Ах, пусть он знает, что я не скрыл от него ни единой мысли. Какими же, как не ужасными, должны быть его глаза. Я помню, когда в гневе они останавливались на провинившемся, – нижнее веко, дрогнув, забегало на зрачок, верхнее покрывалось бровью, поджимались углы у висков. Однажды провинилась моя мать; он так поглядел на нее, что она, крича, упала на землю. Знаю – что бы я ни сделал, куда бы ни скрылся, глаза всюду отыщут и покарают… Я не могу изобразить их спокойными… Они, как живые, сами раскрылись на горе мне.

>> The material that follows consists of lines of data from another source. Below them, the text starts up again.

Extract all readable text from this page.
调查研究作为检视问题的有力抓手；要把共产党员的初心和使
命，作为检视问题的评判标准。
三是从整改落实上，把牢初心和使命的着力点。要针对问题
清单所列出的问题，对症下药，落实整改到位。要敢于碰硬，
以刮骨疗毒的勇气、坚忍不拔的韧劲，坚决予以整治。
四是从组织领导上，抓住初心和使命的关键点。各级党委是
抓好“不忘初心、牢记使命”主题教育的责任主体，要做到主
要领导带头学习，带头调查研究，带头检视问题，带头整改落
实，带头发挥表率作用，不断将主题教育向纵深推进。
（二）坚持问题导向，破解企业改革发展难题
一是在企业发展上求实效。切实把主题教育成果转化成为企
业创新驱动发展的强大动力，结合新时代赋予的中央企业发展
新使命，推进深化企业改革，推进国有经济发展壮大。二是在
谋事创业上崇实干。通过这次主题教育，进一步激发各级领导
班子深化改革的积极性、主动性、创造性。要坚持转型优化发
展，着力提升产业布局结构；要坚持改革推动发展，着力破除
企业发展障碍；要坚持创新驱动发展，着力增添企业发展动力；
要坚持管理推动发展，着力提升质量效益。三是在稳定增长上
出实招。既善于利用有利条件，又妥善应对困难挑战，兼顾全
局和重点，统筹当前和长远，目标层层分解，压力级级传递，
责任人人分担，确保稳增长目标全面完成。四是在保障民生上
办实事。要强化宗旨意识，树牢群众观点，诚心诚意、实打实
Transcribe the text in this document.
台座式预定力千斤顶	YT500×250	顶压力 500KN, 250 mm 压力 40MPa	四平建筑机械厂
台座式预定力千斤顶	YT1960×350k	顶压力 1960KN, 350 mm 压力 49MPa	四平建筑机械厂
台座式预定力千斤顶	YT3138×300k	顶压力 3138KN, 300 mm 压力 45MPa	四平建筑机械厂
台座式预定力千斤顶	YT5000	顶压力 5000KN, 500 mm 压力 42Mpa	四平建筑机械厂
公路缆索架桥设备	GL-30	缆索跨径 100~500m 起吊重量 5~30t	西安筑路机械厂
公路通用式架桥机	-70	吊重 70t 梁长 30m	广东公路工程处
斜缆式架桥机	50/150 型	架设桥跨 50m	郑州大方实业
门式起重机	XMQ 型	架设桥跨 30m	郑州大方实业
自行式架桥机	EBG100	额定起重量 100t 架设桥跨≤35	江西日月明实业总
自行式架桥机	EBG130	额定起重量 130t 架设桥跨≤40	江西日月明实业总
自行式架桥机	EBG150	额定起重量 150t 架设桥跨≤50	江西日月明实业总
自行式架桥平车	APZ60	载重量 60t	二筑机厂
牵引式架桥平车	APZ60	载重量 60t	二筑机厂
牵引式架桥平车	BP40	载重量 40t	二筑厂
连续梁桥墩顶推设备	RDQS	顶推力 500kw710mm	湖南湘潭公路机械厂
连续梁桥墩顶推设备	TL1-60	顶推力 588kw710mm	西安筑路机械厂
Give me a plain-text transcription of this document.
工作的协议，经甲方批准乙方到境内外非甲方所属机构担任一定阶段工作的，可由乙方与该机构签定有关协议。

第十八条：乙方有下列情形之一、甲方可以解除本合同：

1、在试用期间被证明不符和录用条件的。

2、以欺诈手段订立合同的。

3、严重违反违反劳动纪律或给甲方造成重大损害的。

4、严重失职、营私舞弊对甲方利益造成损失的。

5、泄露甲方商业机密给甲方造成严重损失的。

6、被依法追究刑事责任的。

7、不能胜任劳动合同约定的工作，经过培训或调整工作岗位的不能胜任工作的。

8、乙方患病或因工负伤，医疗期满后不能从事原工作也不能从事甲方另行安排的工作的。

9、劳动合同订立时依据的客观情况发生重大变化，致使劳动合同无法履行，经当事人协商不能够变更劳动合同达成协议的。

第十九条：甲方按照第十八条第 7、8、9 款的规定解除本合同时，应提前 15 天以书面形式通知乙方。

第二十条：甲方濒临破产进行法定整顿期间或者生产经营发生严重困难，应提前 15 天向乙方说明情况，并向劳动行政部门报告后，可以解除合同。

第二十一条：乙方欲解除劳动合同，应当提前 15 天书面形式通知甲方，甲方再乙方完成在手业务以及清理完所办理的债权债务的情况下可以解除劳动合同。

Я заснул головой на тетради. Свеча нагорела грибом… В полночь я проснулся, снял со свечи, задул ее и лег, зная, что до утра будут мучить сны. Ведь сколько угодно я могу видеть себя во сне свободным, видеть себя славным другом самого Иванова… Тем хуже будет пробуждение…

Карл Карлович разбудил меня рано и позвал пить кофе. Я рассказал о вечернем незнакомце, и добрый немец посоветовал не ходить пока в академию, а писать портрет, чтобы показать гостю хорошую работу, – товар лицом. Я так и сделал. Незнакомец тогда восхищался моим натюрмортом, и я вознамерился вложить яблоко в руку графа, для чего надо было приподнять его руку, согнув в локте. Но скоро веселое мое настроение пропало, когда я увидел, что рука графа не хочет подниматься и брать яблоко… Проработав до вечера, я все вновь написанное снял ножом и, уже при свече, поставил руки на место… И мне показалось, что упрямые руки графа будто вцепились в раму…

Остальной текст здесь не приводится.